In recent years, these franchises have been slowly moving in opposite directions. The Dodgers went through a tough period of incompetent, product insensitive, greedy ownership under Rupert Murdoch and the McCourt family, which nearly destroyed the franchise. Frank McCourt was entrenched in a nasty divorce with his wife and reports of rampant nepotism, financial neglect and tax-loophole abuse, forced MLB to take the franchise and polish it up for a new driver. Luckily, it was Magic “Midas Touch” Johnson and his pack of big wallet Willy’s.
At the same time, St. Louis was chilling, re-calibrating and riding the steroid-laced homer frenzy of Mark McGwire, in preparation for a run of sustained dopeness under the leadership of the Baur-DeWitt group, who purchased the team from Anheuser-Busch in 1996.
Oddly enough, St.Louis’ rise in national popularity also coincides with not only baseball’s overall growth, but also the explosion of cats wearing team jerseys and baseball caps, most notably St. Louis rap mogul Nelly, whose baseball background and platinum-selling rap group St. Lunatics crashed rap and found crossover success, while hard body-repping “The Lou” and the Cardinals insignia.
As of 2013, according to Forbes, the Cardinals are the tenth-most valuable franchise in MLB at $716.2 million, with revenue of $239 million. They have some of the most rabid fans and are among the league's leaders in television ratings and attendance every season. The Cardinals value has increased significantly since the Baur-DeWitt purchase. In 2000, the franchise was valued at $219 million.
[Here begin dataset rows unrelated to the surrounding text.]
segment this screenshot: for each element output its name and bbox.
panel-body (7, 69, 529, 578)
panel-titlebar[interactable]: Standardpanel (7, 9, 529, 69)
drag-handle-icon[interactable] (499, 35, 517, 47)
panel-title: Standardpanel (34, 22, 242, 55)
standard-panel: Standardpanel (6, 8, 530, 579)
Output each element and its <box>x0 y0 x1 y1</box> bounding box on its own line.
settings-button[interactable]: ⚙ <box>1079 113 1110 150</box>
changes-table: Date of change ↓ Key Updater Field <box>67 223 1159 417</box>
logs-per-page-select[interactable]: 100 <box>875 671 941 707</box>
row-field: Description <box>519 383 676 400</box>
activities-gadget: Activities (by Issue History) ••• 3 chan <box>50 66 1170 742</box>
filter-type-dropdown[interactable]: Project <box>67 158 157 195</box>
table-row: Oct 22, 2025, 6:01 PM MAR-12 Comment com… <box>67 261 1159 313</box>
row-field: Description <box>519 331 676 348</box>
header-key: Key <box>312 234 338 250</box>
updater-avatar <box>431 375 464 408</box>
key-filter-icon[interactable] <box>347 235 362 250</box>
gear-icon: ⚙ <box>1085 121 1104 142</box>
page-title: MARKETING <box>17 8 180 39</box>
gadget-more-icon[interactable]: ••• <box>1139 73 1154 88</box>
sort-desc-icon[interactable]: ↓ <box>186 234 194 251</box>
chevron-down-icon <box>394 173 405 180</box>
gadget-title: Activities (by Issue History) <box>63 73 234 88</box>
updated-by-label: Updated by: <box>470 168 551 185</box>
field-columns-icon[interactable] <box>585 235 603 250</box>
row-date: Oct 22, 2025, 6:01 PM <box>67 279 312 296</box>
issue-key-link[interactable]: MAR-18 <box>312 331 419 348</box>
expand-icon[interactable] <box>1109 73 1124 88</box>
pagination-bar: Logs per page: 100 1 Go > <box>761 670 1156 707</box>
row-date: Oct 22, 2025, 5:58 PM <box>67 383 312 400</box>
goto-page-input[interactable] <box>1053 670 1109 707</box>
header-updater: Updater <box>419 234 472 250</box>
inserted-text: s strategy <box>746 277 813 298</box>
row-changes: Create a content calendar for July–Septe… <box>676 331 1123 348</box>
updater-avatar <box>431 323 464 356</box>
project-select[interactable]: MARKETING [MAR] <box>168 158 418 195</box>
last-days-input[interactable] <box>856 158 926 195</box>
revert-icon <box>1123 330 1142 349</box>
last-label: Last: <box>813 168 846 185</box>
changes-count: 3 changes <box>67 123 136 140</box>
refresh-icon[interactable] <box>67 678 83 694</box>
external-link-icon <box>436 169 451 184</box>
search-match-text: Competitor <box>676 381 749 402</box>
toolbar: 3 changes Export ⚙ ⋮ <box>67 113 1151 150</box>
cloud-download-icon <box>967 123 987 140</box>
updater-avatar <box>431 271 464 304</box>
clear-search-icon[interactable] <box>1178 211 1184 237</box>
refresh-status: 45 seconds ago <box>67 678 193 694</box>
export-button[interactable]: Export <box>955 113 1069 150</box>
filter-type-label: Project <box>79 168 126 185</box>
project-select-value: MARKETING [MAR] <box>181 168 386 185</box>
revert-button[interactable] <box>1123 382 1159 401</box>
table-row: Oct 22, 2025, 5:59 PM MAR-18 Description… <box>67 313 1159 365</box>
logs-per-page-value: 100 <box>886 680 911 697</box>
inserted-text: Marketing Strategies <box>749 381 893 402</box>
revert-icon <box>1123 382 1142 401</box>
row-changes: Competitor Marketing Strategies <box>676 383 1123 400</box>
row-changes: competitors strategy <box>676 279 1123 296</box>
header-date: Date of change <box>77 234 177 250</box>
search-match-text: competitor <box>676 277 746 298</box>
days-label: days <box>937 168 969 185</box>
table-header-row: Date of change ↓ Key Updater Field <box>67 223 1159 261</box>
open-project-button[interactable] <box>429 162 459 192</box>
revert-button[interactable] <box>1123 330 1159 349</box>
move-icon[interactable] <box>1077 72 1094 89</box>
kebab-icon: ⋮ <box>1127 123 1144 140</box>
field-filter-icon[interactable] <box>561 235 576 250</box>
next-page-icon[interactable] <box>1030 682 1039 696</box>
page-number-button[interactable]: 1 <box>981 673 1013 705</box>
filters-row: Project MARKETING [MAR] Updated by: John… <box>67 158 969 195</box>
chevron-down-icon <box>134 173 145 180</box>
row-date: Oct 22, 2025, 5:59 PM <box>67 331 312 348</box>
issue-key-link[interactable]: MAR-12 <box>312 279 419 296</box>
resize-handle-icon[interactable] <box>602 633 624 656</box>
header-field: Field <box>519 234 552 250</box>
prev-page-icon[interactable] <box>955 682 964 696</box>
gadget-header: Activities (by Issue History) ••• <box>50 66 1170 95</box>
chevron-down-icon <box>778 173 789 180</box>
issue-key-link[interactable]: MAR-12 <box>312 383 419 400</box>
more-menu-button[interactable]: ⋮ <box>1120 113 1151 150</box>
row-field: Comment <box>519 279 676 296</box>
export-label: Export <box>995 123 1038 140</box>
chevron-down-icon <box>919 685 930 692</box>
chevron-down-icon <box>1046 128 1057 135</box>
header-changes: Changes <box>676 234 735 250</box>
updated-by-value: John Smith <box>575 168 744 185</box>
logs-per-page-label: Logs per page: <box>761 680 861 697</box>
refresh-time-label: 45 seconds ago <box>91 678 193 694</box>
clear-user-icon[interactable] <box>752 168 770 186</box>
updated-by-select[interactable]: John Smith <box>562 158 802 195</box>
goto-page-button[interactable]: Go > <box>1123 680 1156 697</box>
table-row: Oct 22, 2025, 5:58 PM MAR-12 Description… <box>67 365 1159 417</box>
This NLCS is a rare opportunity for the baseball world to witness two of MLB’s flagship franchises go at it. The list of Hall of Famers, Cy Young Award winners and legendary managers is extensive for these squads.
The Dodgers have been clicking and are looking to complete the wild task of turning a sinking season into a California dream come true. The Dodgers are like Wu-Tang Clan, bouncing in a Yukon truckload of dope MC’s with multi-faceted games. You could get anything on any given night from Yasiel Puig, Hanley Ramirez, Carl Crawford and those crazy cats. St. Louis is like Mobb Deep. They are vintage and very murderous on the low, but in plain sight. Baseball fans don’t always want to respect them, but the decades of hardware and relevance speaks for itself.
Pitching and clutch bombing is the name of this very evenly matched face-off. It’s almost impossible to go against the Cards with their recent playoff history. Second-year skipper Mike Matheny is underrated and Adam Wainwright doesn’t lose this time of year. He’s going nine at anytime, but Clayton Kershaw and Co. have a response to that diss record. The Dodgers bats will be the difference and they’ll advance to their first World Series in a quarter-century, reclaiming their status as the NL’s historical hot-shot squad.